Ему показалось, что читать, пожалуй, не стоит. Настроение не совсем подходящее. Да и час поздний. Но уж очень хотелось. Вдруг постучали в дверь с крыльца. Свояченица. Его разыскивают. Полина сейчас же воскликнула:
— Любочка, Любочка! Иди сюда!
Старухи стали шептаться. У него пропало желание читать, потому что свояченица — он знал это — была равнодушна к истории Мигулина. Он обратился к Зине:
— Зина, если хочешь, я прочитаю, а если нет, тогда в другой раз. Можно вообще не читать. Я ведь занес эту папку сюда совершенно случайно.
— Павел Евграфович, вы на меня не обращайте внимания. Я вся разбитая, я вообще не человек. Целый день по жаре — то в больницу, то в институт, — сказала Зина, продолжая сидеть, опустив голову на руки. — Читайте, пожалуйста.
Он поколебался.
— Ну хорошо, если ты просишь, я почитаю немного. Значит, так.

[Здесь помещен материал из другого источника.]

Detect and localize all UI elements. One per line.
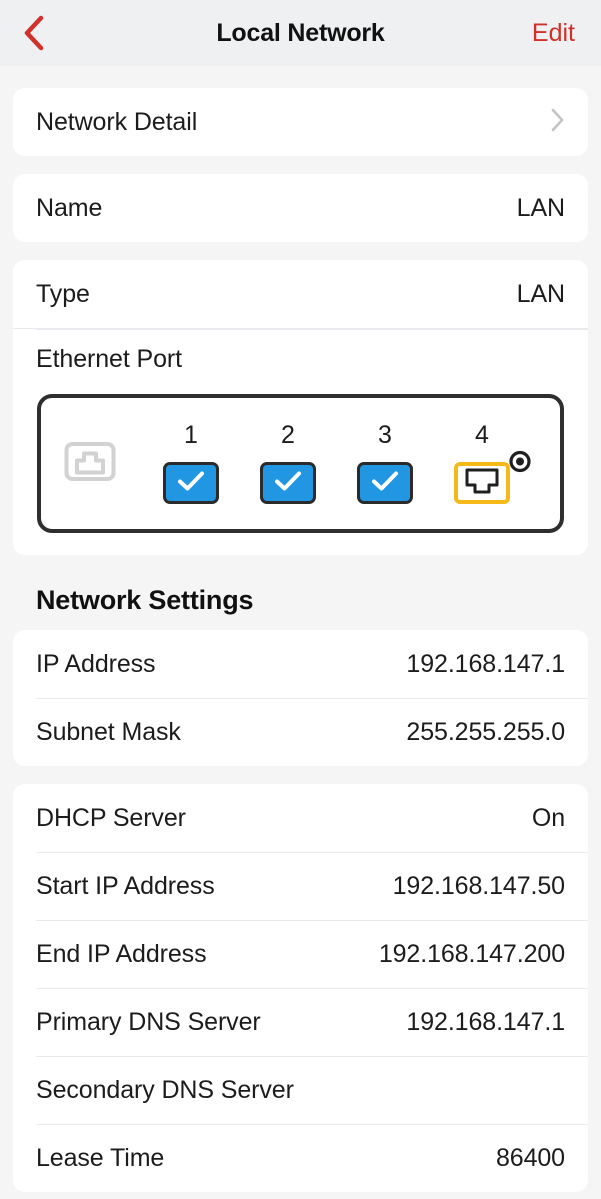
ethernet-port-2[interactable]: 2 xyxy=(260,423,316,504)
row-label: Subnet Mask xyxy=(36,717,181,746)
row-label: Start IP Address xyxy=(36,871,215,900)
row-label: IP Address xyxy=(36,649,156,678)
row-start-ip-address[interactable]: Start IP Address 192.168.147.50 xyxy=(13,852,588,920)
row-end-ip-address[interactable]: End IP Address 192.168.147.200 xyxy=(13,920,588,988)
row-primary-dns-server[interactable]: Primary DNS Server 192.168.147.1 xyxy=(13,988,588,1056)
ethernet-ports-list: 1 2 3 4 xyxy=(163,398,510,529)
row-label: Network Detail xyxy=(36,107,198,136)
dhcp-card: DHCP Server On Start IP Address 192.168.… xyxy=(13,784,588,1192)
row-value: 86400 xyxy=(495,1143,565,1172)
name-card: Name LAN xyxy=(13,174,588,242)
row-label: Secondary DNS Server xyxy=(36,1075,294,1104)
chevron-right-icon xyxy=(551,108,565,137)
row-label: Primary DNS Server xyxy=(36,1007,261,1036)
led-indicator-icon xyxy=(508,449,532,478)
row-value: 192.168.147.1 xyxy=(406,1007,565,1036)
edit-button[interactable]: Edit xyxy=(532,0,575,66)
row-ip-address[interactable]: IP Address 192.168.147.1 xyxy=(13,630,588,698)
row-value: 192.168.147.200 xyxy=(378,939,565,968)
type-ethernet-card: Type LAN Ethernet Port 1 2 3 4 xyxy=(13,260,588,555)
row-lease-time[interactable]: Lease Time 86400 xyxy=(13,1124,588,1192)
check-icon xyxy=(176,469,206,498)
port-checkbox[interactable] xyxy=(260,462,316,504)
row-secondary-dns-server[interactable]: Secondary DNS Server xyxy=(13,1056,588,1124)
ethernet-panel-wrapper: 1 2 3 4 xyxy=(13,390,588,555)
port-checkbox[interactable] xyxy=(357,462,413,504)
back-button[interactable] xyxy=(10,0,58,66)
rj45-jack-icon xyxy=(464,467,500,500)
port-number-label: 4 xyxy=(475,421,489,449)
port-checkbox[interactable] xyxy=(163,462,219,504)
row-label: Lease Time xyxy=(36,1143,165,1172)
port-number-label: 2 xyxy=(281,421,295,449)
chevron-left-icon xyxy=(23,15,45,51)
row-value: On xyxy=(531,803,565,832)
row-name[interactable]: Name LAN xyxy=(13,174,588,242)
row-label: Type xyxy=(36,279,90,308)
row-subnet-mask[interactable]: Subnet Mask 255.255.255.0 xyxy=(13,698,588,766)
row-label: DHCP Server xyxy=(36,803,186,832)
row-ethernet-port: Ethernet Port xyxy=(13,328,588,390)
local-network-screen: Local Network Edit Network Detail Name L… xyxy=(0,0,601,1199)
row-value: LAN xyxy=(516,193,565,222)
row-label: End IP Address xyxy=(36,939,207,968)
network-detail-card: Network Detail xyxy=(13,88,588,156)
check-icon xyxy=(370,469,400,498)
port-number-label: 3 xyxy=(378,421,392,449)
row-dhcp-server[interactable]: DHCP Server On xyxy=(13,784,588,852)
page-title: Local Network xyxy=(216,18,385,47)
ethernet-port-panel: 1 2 3 4 xyxy=(37,394,564,533)
port-number-label: 1 xyxy=(184,421,198,449)
row-network-detail[interactable]: Network Detail xyxy=(13,88,588,156)
ethernet-port-icon xyxy=(64,441,116,486)
check-icon xyxy=(273,469,303,498)
row-value: 192.168.147.50 xyxy=(392,871,565,900)
ethernet-port-3[interactable]: 3 xyxy=(357,423,413,504)
row-label: Name xyxy=(36,193,103,222)
section-title-network-settings: Network Settings xyxy=(36,585,254,615)
navigation-bar: Local Network Edit xyxy=(0,0,601,66)
ethernet-port-1[interactable]: 1 xyxy=(163,423,219,504)
row-type[interactable]: Type LAN xyxy=(13,260,588,328)
row-value: LAN xyxy=(516,279,565,308)
network-settings-card: IP Address 192.168.147.1 Subnet Mask 255… xyxy=(13,630,588,766)
port-wan-indicator[interactable] xyxy=(454,462,510,504)
row-value: 255.255.255.0 xyxy=(406,717,565,746)
row-value: 192.168.147.1 xyxy=(406,649,565,678)
ethernet-port-4[interactable]: 4 xyxy=(454,423,510,504)
row-label: Ethernet Port xyxy=(36,345,183,373)
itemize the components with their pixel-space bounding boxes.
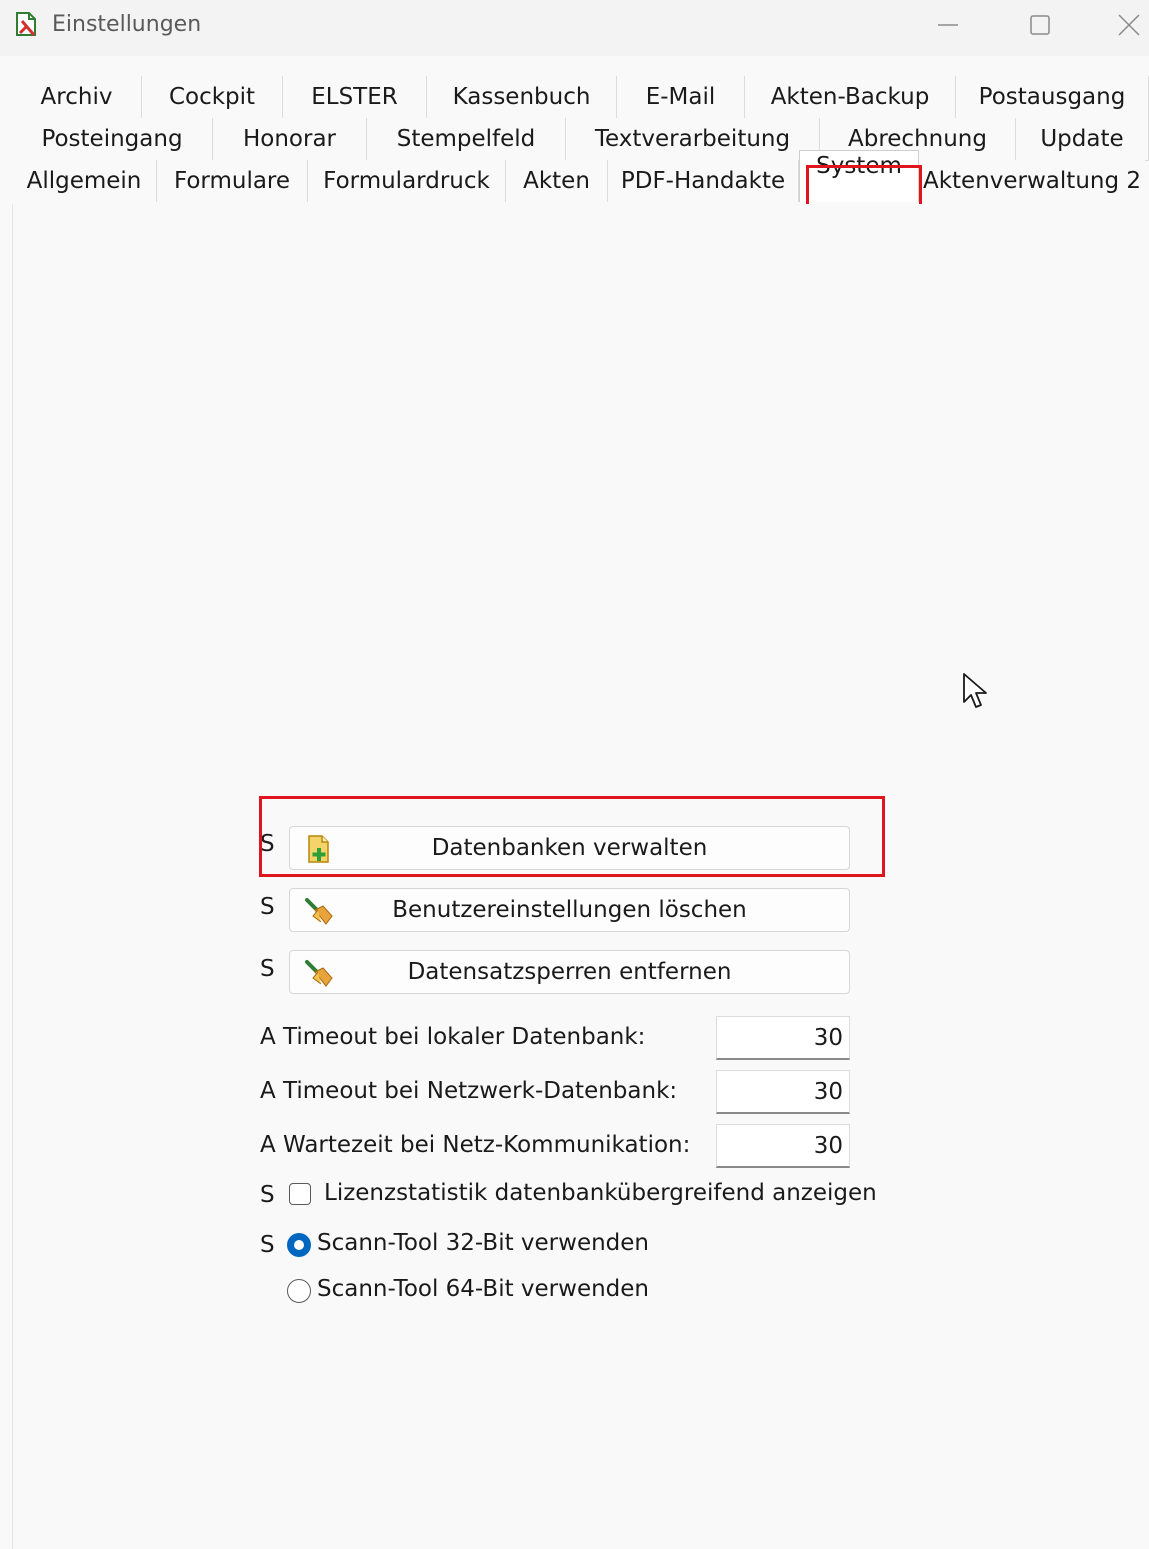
broom-icon <box>305 898 333 925</box>
tab-row-2: Posteingang Honorar Stempelfeld Textvera… <box>12 118 1149 161</box>
scan-tool-64bit-radio[interactable] <box>287 1279 311 1303</box>
tab-kassenbuch[interactable]: Kassenbuch <box>427 76 617 118</box>
manage-databases-label: Datenbanken verwalten <box>431 835 708 861</box>
network-db-timeout-label: A Timeout bei Netzwerk-Datenbank: <box>260 1078 678 1104</box>
network-db-timeout-input[interactable] <box>716 1070 850 1114</box>
title-bar[interactable]: Einstellungen <box>0 0 1149 56</box>
button-prefix-1: S <box>260 831 275 857</box>
mouse-pointer-icon <box>963 673 987 708</box>
settings-window: Einstellungen Archiv Cockpit ELSTER Kass… <box>0 0 1149 1549</box>
scan-tool-32bit-label[interactable]: Scann-Tool 32-Bit verwenden <box>317 1230 649 1256</box>
system-settings-panel <box>12 204 1149 1549</box>
network-wait-time-input[interactable] <box>716 1124 850 1168</box>
tab-formulardruck[interactable]: Formulardruck <box>308 160 506 202</box>
clear-user-settings-label: Benutzereinstellungen löschen <box>392 897 747 923</box>
tab-textverarbeitung[interactable]: Textverarbeitung <box>566 118 820 160</box>
manage-databases-button[interactable]: Datenbanken verwalten <box>289 826 850 870</box>
scan-tool-32bit-radio[interactable] <box>287 1233 311 1257</box>
tab-akten[interactable]: Akten <box>506 160 608 202</box>
app-document-icon <box>16 12 36 36</box>
tab-row-3: Allgemein Formulare Formulardruck Akten … <box>12 150 1145 202</box>
remove-record-locks-label: Datensatzsperren entfernen <box>407 959 732 985</box>
radio-prefix: S <box>260 1232 275 1258</box>
tab-pdf-handakte[interactable]: PDF-Handakte <box>608 160 799 202</box>
tab-archiv[interactable]: Archiv <box>12 76 142 118</box>
local-db-timeout-input[interactable] <box>716 1016 850 1060</box>
broom-icon <box>305 960 333 987</box>
tab-akten-backup[interactable]: Akten-Backup <box>745 76 956 118</box>
license-stats-label[interactable]: Lizenzstatistik datenbankübergreifend an… <box>324 1180 877 1206</box>
tab-postausgang[interactable]: Postausgang <box>956 76 1149 118</box>
tab-system[interactable]: System <box>799 150 919 202</box>
tab-posteingang[interactable]: Posteingang <box>12 118 213 160</box>
minimize-icon <box>938 24 958 26</box>
tab-cockpit[interactable]: Cockpit <box>142 76 283 118</box>
minimize-button[interactable] <box>925 6 971 44</box>
tab-formulare[interactable]: Formulare <box>157 160 308 202</box>
maximize-icon <box>1030 15 1050 35</box>
clear-user-settings-button[interactable]: Benutzereinstellungen löschen <box>289 888 850 932</box>
tab-elster[interactable]: ELSTER <box>283 76 427 118</box>
scan-tool-64bit-label[interactable]: Scann-Tool 64-Bit verwenden <box>317 1276 649 1302</box>
close-button[interactable] <box>1106 6 1149 44</box>
database-add-icon <box>308 835 329 863</box>
license-stats-checkbox[interactable] <box>289 1183 311 1205</box>
tab-honorar[interactable]: Honorar <box>213 118 367 160</box>
remove-record-locks-button[interactable]: Datensatzsperren entfernen <box>289 950 850 994</box>
checkbox-prefix: S <box>260 1182 275 1208</box>
button-prefix-3: S <box>260 956 275 982</box>
settings-tabs: Archiv Cockpit ELSTER Kassenbuch E-Mail … <box>12 76 1149 204</box>
tab-stempelfeld[interactable]: Stempelfeld <box>367 118 566 160</box>
close-icon <box>1118 14 1140 36</box>
tab-aktenverwaltung-2[interactable]: Aktenverwaltung 2 <box>919 160 1145 202</box>
local-db-timeout-label: A Timeout bei lokaler Datenbank: <box>260 1024 646 1050</box>
tab-email[interactable]: E-Mail <box>617 76 745 118</box>
tab-update[interactable]: Update <box>1016 118 1149 160</box>
window-title: Einstellungen <box>52 12 202 37</box>
tab-allgemein[interactable]: Allgemein <box>12 160 157 202</box>
button-prefix-2: S <box>260 894 275 920</box>
network-wait-time-label: A Wartezeit bei Netz-Kommunikation: <box>260 1132 691 1158</box>
maximize-button[interactable] <box>1017 6 1063 44</box>
tab-row-1: Archiv Cockpit ELSTER Kassenbuch E-Mail … <box>12 76 1149 119</box>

Это записи, которые Мигулин сделал в Москве, в гостинице «Альгамбра», куда его привезли из Балашова. «После выслушанного приговора в просьбе собраться нам в одну камеру, чтобы провести последние часы вместе, отказано не было. Вот здесь-то, зная, что через несколько часов тебя расстреляют, через несколько часов тебя не будет, крайне поучительно наблюдать таких же, как ты, смертников, сравнивать их состояние со своим. Здесь человек помимо своей воли сказывается весь. Все попытки скрыть истинное состояние души бесполезны. Смерть, курносая смерть смотрит тебе в глаза, леденит душу и сердце, парализует волю и ум. Она уже обняла тебя своими костлявыми руками, но не душит сразу, а медленно сжимает в своих холодных объятиях… Некоторые и при такой обстановке умеют гордо смотреть ей в глаза, другие пытаются это показать, напрягая остаток духовных сил, но никто не хочет показать себя малодушным. И себя и нас старается, например, обмануть вдруг срывающийся с места наш товарищ, начинающий отделывать чечетку, дробно выстукивая каблуками по цементному полу. А лицо его неподвижно, глаза тусклые, и страшно заглянуть в них живому человеку. Но его ненадолго хватает… На полу лежит смертник. Он весь во власти ужаса. Сил нет у него бороться, и сил нет без глубокой, полной отчаяния жалости смотреть на него…» А ведь прекрасно пишет, черт! А? Правда, хорошо? Стиль очень красивый, литературный. Мог бы и писателем стать.
— Павел Евграфович… — Зина смотрела странно, пугающе, глаза красные. — А я вам хочу сказать, между прочим: в нашей жизни, где нет войн, революций… тоже бывает…
— Что, что? — спросил Павел Евграфович.
— Мне, например, хочется иногда… чечетку.
Она поднялась со стула, руки раздвинула локтями в стороны, как цыганка, лицо ее затряслось. Полина проворно подошла к ней, обняла за плечи, увела. Свояченица шептала:
— Пойдем, пойдем, Паша. Надо идти. Пойдем…
— Постой! Я пришел… — Вдруг вспомнил: помочь Полине. Люди не доживают до старости, болеют, умирают, и помочь не может никто. Но помогать надо. Внезапно все разрушается. Но все равно надо. Красная луна вставала над соснами. И запах гари душил. Теперь они будут долго страдать, долго бороться, надеяться до последнего, и этот молодой, неприятный, который Полину не уважал и относился к ней, как к домработнице, начнет погружаться в свою погибель, как в топь, все глубже, все безвозвратней, пока макушка не исчезнет в свинцовой зыби.